Antes, la abogada del Estado Macarena Olona, quien el pasado viernes entregó en persona la citación judicial al testigo tras días sin poder encontrarle, había mostrado su extrañeza porque, según ha afirmado, cuando localizó a Ibarrondo su estado era "muy diferente" al que hoy presentaba.
Según ha dicho, le localizó en el monte Igueldo de Donostia, "después de conducir su vehículo" y en compañía de Felipe Mendibil, exasesor técnico de la quebrada Karrantzako Minda, quien dijo que los abogados "sabían" que había ido a buscar al testigo, según Olona.
La abogada del Estado ha pedido entonces que se investigue un presunto delito de obstrucción a la Justicia, a lo que la jueza de lo Mercantil Olga Ahedo ha replicado que tales manifestaciones eran más propias de una denuncia ante un Juzgado de Instrucción dada la posibilidad de tratarse de un delito.
Por su parte, el abogado que representa a Mendibil ha rechazado que haya habido "coacción" o "manipulación" alguna del declarante y ha dicho que su defendido ha pretendido colaborar posibilitando la declaración del testigo, a quien localizó buscando "en las páginas amarillas".
En una declaración en ocasiones confusa, en la que el testigo ha afirmado a veces no recordar detalles, encontrarse cansado o estar "totalmente en blanco", Ibarrondo ha declarado que para el desarrollo de proyecto de la planta que iba a tratar los excrementos del ganado en Karrantza "había un acuerdo a nivel político" para subvencionar, según el cual se recibía "no sé si eran 7, 14 o 17 o 21 millones. Ahí estaba el ser o no ser de la historia", ha dicho.

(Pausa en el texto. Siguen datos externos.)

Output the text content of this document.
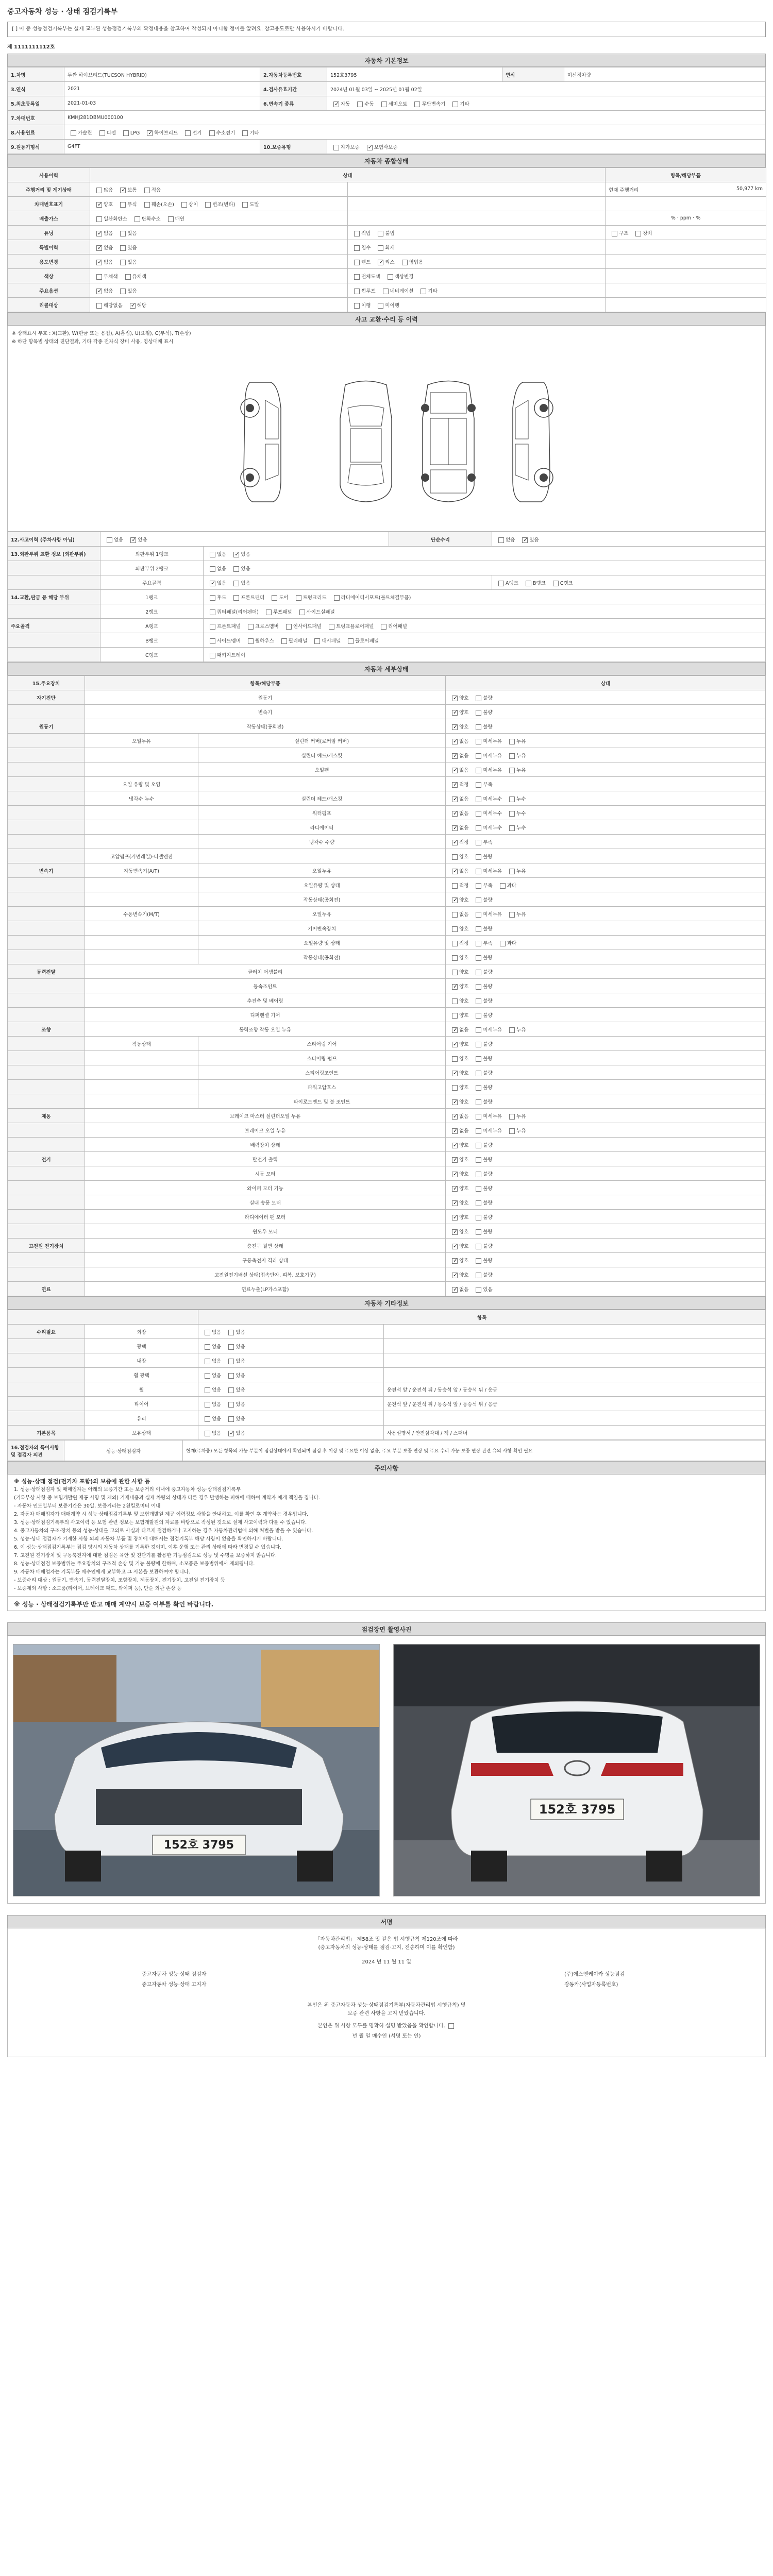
중고자동차 성능 · 상태 점검기록부
[ ] 이 중 성능점검기록부는 실제 교부된 성능점검기록부의 확정내용을 참고하여 작성되지 아니함 정이를 알려요. 참고용도로만 사용하시기 바랍니다.
제 1111111112호
자동차 기본정보
1.차명	투싼 하이브리드(TUCSON HYBRID)	2.자동차등록번호	152호3795	연식	미선정차량
3.연식	2021	4.검사유효기간	2024년 01월 03일 ~ 2025년 01월 02일		
5.최초등록일	2021-01-03	6.변속기 종류	✓자동 수동 세미오토 무단변속기 기타
7.차대번호	KMHJ281DBMU000100				
8.사용연료	가솔린 디젤 LPG ✓ 하이브리드 전기 수소전기 기타
9.원동기형식	G4FT	10.보증유형	자가보증 ✓ 보험사보증
자동차 종합상태
사용이력	상태		항목/해당부품
주행거리 및 계기상태	많음 ✓ 보통 적음		현재 주행거리 50,977 km

차대번호표기	✓양호 부식 훼손(오손) 상이 변조(변타) 도말		
배출가스	일산화탄소 탄화수소 매연		% · ppm · %
튜닝	✓없음 있음	적법 불법	구조 장치
특별이력	✓없음 있음	침수 화재	
용도변경	✓없음 있음	렌트 ✓ 리스 영업용	
색상	무채색 유채색	전체도색 색상변경	
주요옵션	✓없음 있음	썬루프 네비게이션 기타	
리콜대상	해당없음 ✓ 해당	이행 미이행	
사고 교환·수리 등 이력
※ 상태표시 부호 : X(교환), W(판금 또는 용접), A(흠집), U(요철), C(부식), T(손상)
※ 하단 항목별 상태의 진단결과, 기타 각종 전자식 장비 사용, 영상대체 표시
12.사고이력 (주차사항 아님)	없음 ✓ 있음		단순수리	없음 ✓ 있음
13.외판부위 교환 정보 (외판부위)	외판부위 1랭크	없음 ✓ 있음
	외판부위 2랭크	없음 있음		
	주요골격	✓없음 있음		A랭크 B랭크 C랭크
14.교환,판금 등 해당 부위	1랭크	후드 프론트펜더 도어 트렁크리드 라디에이터서포트(볼트체결부품)		
	2랭크	쿼터패널(리어펜더) 루프패널 사이드실패널		
주요골격	A랭크	프론트패널 크로스멤버 인사이드패널 트렁크플로어패널 리어패널		
	B랭크	사이드멤버 휠하우스 필러패널 대시패널 플로어패널		
	C랭크	패키지트레이		
자동차 세부상태
15.주요장치	항목/해당부품		상태
자기진단	원동기	✓양호 불량
	변속기	✓양호 불량
원동기	작동상태(공회전)	✓양호 불량
	오일누유	실린더 커버(로커암 커버)	✓없음 미세누유 누유
		실린더 헤드/개스킷	✓없음 미세누유 누유
		오일팬	✓없음 미세누유 누유
	오일 유량 및 오염		✓적정 부족
	냉각수 누수	실린더 헤드/개스킷	✓없음 미세누수 누수
		워터펌프	✓없음 미세누수 누수
		라디에이터	✓없음 미세누수 누수
		냉각수 수량	✓적정 부족
	고압펌프(커먼레일)-디젤엔진		양호 불량
변속기	자동변속기(A/T)	오일누유	✓없음 미세누유 누유
		오일유량 및 상태	적정 부족 과다
		작동상태(공회전)	✓양호 불량
	수동변속기(M/T)	오일누유	없음 미세누유 누유
		기어변속장치	양호 불량
		오일유량 및 상태	적정 부족 과다
		작동상태(공회전)	양호 불량
동력전달	클러치 어셈블리		양호 불량
	등속조인트	✓양호 불량
	추진축 및 베어링		양호 불량
	디퍼렌셜 기어		양호 불량
조향	동력조향 작동 오일 누유	✓없음 미세누유 누유
	작동상태	스티어링 기어	✓양호 불량
		스티어링 펌프	양호 불량
		스티어링조인트	✓양호 불량
		파워고압호스	양호 불량
		타이로드엔드 및 볼 조인트	✓양호 불량
제동	브레이크 마스터 실린더오일 누유	✓없음 미세누유 누유
	브레이크 오일 누유	✓없음 미세누유 누유
	배력장치 상태	✓양호 불량
전기	발전기 출력	✓양호 불량
	시동 모터	✓양호 불량
	와이퍼 모터 기능	✓양호 불량
	실내 송풍 모터	✓양호 불량
	라디에이터 팬 모터	✓양호 불량
	윈도우 모터	✓양호 불량
고전원 전기장치	충전구 절연 상태	✓양호 불량
	구동축전지 격리 상태	✓양호 불량
	고전원전기배선 상태(접속단자, 피복, 보호기구)	✓양호 불량
연료	연료누출(LP가스포함)	✓없음 있음
자동차 기타정보
		항목	
수리필요	외장	없음 있음	
	광택	없음 있음	
	내장	없음 있음	
	휠 광택	없음 있음	
	휠	없음 있음	운전석 앞 / 운전석 뒤 / 동승석 앞 / 동승석 뒤 / 응급
	타이어	없음 있음	운전석 앞 / 운전석 뒤 / 동승석 앞 / 동승석 뒤 / 응급
	유리	없음 있음	
기본품목	보유상태	없음 ✓ 있음	사용설명서 / 안전삼각대 / 잭 / 스패너
16.점검자의 특이사항 및 점검자 의견	성능·상태점검자	현재(주차중) 모든 항목의 가능 부분이 점검상태에서 확인되며 점검 후 이상 및 주요한 이상 없음, 주요 부분 보증 연장 및 주요 수리 가능 보증 연장 관련 유의 사항 확인 필요
주의사항

※ 성능·상태 점검(전기차 포함)의 보증에 관한 사항 등

1. 성능·상태점검자 및 매매업자는 아래의 보증기간 또는 보증거리 이내에 중고자동차 성능·상태점검기록부

(기록부상 사항 중 보험개발원 제공 사항 및 제외) 기재내용과 실제 차량의 상태가 다른 경우 발생하는 피해에 대하여 계약자 에게 책임을 집니다.

- 자동차 인도일부터 보증기간은 30일, 보증거리는 2천킬로미터 이내

2. 자동차 매매업자가 매매계약 시 성능·상태점검기록부 및 보험개발원 제공 이력정보 사항을 안내하고, 이를 확인 후 계약하는 경우입니다.

3. 성능·상태점검기록부의 사고이력 등 보험 관련 정보는 보험개발원의 자료를 바탕으로 작성된 것으로 실제 사고이력과 다를 수 있습니다.

4. 중고자동차의 구조·장치 등의 성능·상태를 고의로 사실과 다르게 점검하거나 고지하는 경우 자동차관리법에 의해 처벌을 받을 수 있습니다.

5. 성능·상태 점검자가 기재한 사항 외의 자동차 부품 및 장치에 대해서는 점검기록부 해당 사항이 없음을 확인하시기 바랍니다.

6. 이 성능·상태점검기록부는 점검 당시의 자동차 상태를 기록한 것이며, 이후 운행 또는 관리 상태에 따라 변경될 수 있습니다.

7. 고전원 전기장치 및 구동축전지에 대한 점검은 육안 및 진단기를 활용한 기능점검으로 성능 및 수명을 보증하지 않습니다.

8. 성능·상태점검 보증범위는 주요장치의 구조적 손상 및 기능 불량에 한하며, 소모품은 보증범위에서 제외됩니다.

9. 자동차 매매업자는 기록부를 매수인에게 교부하고 그 사본을 보관하여야 합니다.

- 보증수리 대상 : 원동기, 변속기, 동력전달장치, 조향장치, 제동장치, 전기장치, 고전원 전기장치 등

- 보증제외 사항 : 소모품(타이어, 브레이크 패드, 와이퍼 등), 단순 외관 손상 등

※ 성능 · 상태점검기록부만 받고 매매 계약시 보증 여부를 확인 바랍니다.
점검장면 촬영사진
152호 3795
152호 3795
서명
「자동차관리법」 제58조 및 같은 법 시행규칙 제120조에 따라
(중고자동차의 성능·상태를 점검·고지, 전송하며 이를 확인함)
2024 년 11 월 11 일
중고자동차 성능·상태 점검자	(주)에스앤케이카 성능점검
중고자동차 성능·상태 고지자	강동카(사업자등록번호)
본인은 위 중고자동차 성능·상태점검기록부(자동차관리법 시행규칙) 및
보증 관련 사항을 고지 받았습니다.
본인은 위 사항 모두를 명확히 설명 받았음을 확인합니다.
년 월 일 매수인 (서명 또는 인)
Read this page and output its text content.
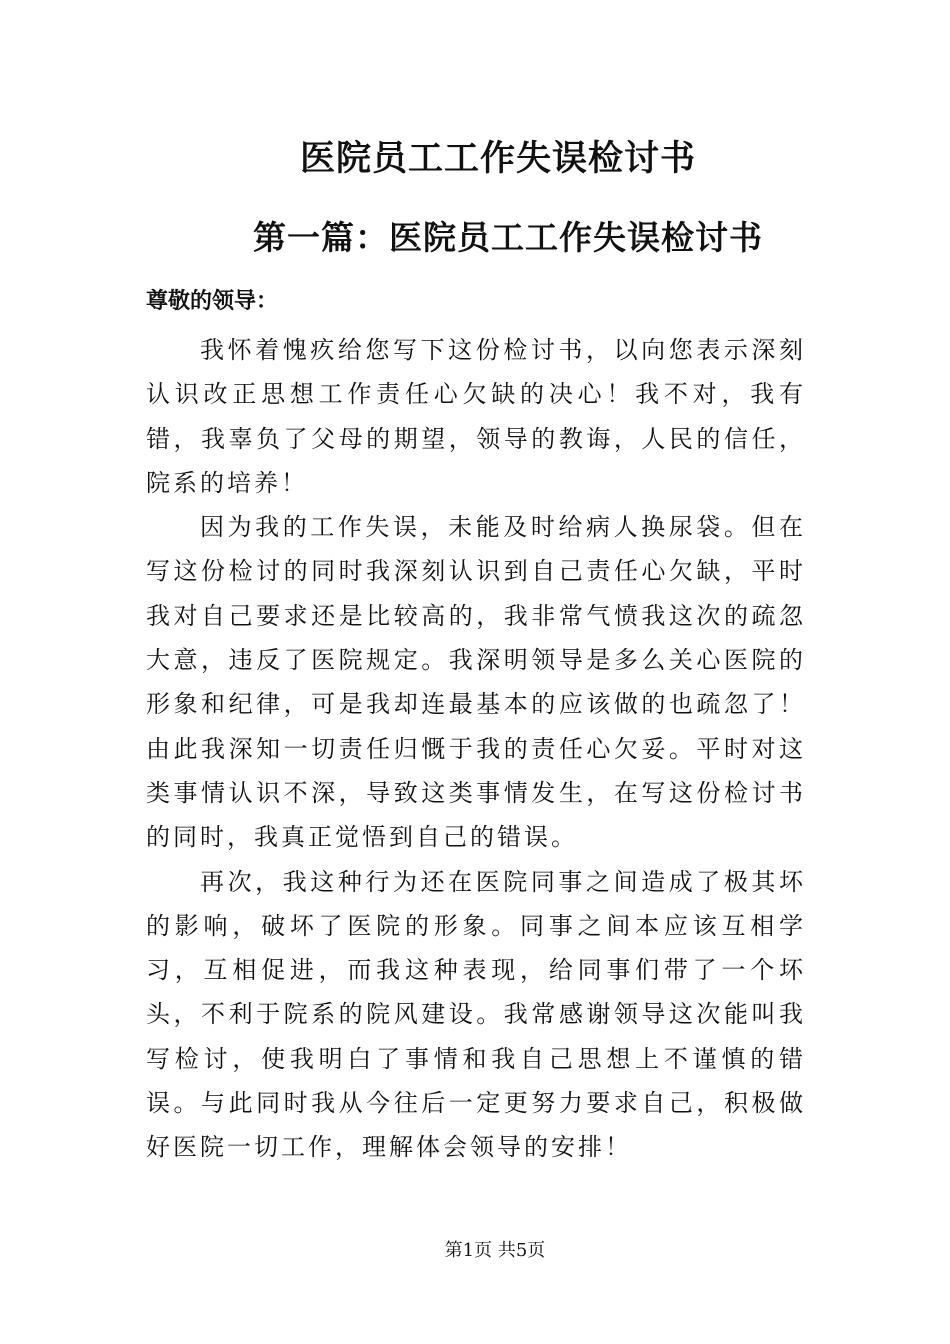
医院员工工作失误检讨书
第一篇：医院员工工作失误检讨书

尊敬的领导：

我怀着愧疚给您写下这份检讨书，以向您表示深刻认识改正思想工作责任心欠缺的决心！我不对，我有错，我辜负了父母的期望，领导的教诲，人民的信任，院系的培养！

因为我的工作失误，未能及时给病人换尿袋。但在写这份检讨的同时我深刻认识到自己责任心欠缺，平时我对自己要求还是比较高的，我非常气愤我这次的疏忽大意，违反了医院规定。我深明领导是多么关心医院的形象和纪律，可是我却连最基本的应该做的也疏忽了！由此我深知一切责任归慨于我的责任心欠妥。平时对这类事情认识不深，导致这类事情发生，在写这份检讨书的同时，我真正觉悟到自己的错误。

再次，我这种行为还在医院同事之间造成了极其坏的影响，破坏了医院的形象。同事之间本应该互相学习，互相促进，而我这种表现，给同事们带了一个坏头，不利于院系的院风建设。我常感谢领导这次能叫我写检讨，使我明白了事情和我自己思想上不谨慎的错误。与此同时我从今往后一定更努力要求自己，积极做好医院一切工作，理解体会领导的安排！

第1页 共5页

Ha indicado que el acuerdo político en relación a la concesión de subvenciones tenía "un impacto importantísimo -en el proyecto-. Era la puntilla", y ha señalado que ese acuerdo lo hizo el director de Innovación del departamento de Agricultura del Ejecutivo vasco dirigido por Juan José Ibarretxe (PNV) Martín Ascacibar, y "casi seguro el consejero" del momento.
Asimismo, ha señalado que en torno al proyecto se fue creando una serie de sociedades "atendiendo a necesidades operativas".
El testigo ha explicado que en su momento acudió al Gobierno vasco como representante de Ade Biotec para tratar "de vender" un modelo técnico de tratamiento de residuos y que para ello se reunió con Ascacibar.
Según ha afirmado, el modelo "gustó no sólo a Ascacibar, sino al propio consejero" de entonces, dado el problema medioambiental que tenía Karrantza con los excrementos del ganado.
Ha señalado que Ade Biotec "es el inventor de la jugada", en alusión a la solución técnica con el fin citado, y "le vende esto a Martín Ascacibar", a quien ha atribuido poder de decisión en el proyecto.
El testigo ha contado que en los últimos cinco años ha hablado con Ascacibar dos veces y que le ha llamado la atención que anteayer el exdirector del Gobierno vasco le llamase para interesarse por cómo estaba.
En su declaración Ibarrondo ha indicado que para una planta como la proyectada, un presupuesto de 20 millones de euros es "calderilla" y ha afirmado que el modelo tiene como mínimo una subvención del 30-40 % porque, si no, "no se hace la planta".
Ha admitido que inicialmente se contemplaba como parte del modelo de negocio, aunque "no al cien por cien", una segunda planta para la producción de fertilizantes (que luego desapareció el proyecto).
El testigo ha relatado que cuando se da un cambio en el Gobierno vasco -a partir de 2009 los socialistas acceden al Ejecutivo-, se genera "una situación nueva y lo que iba a ser, no fue. Es un tema político, sobre todo", ha sostenido.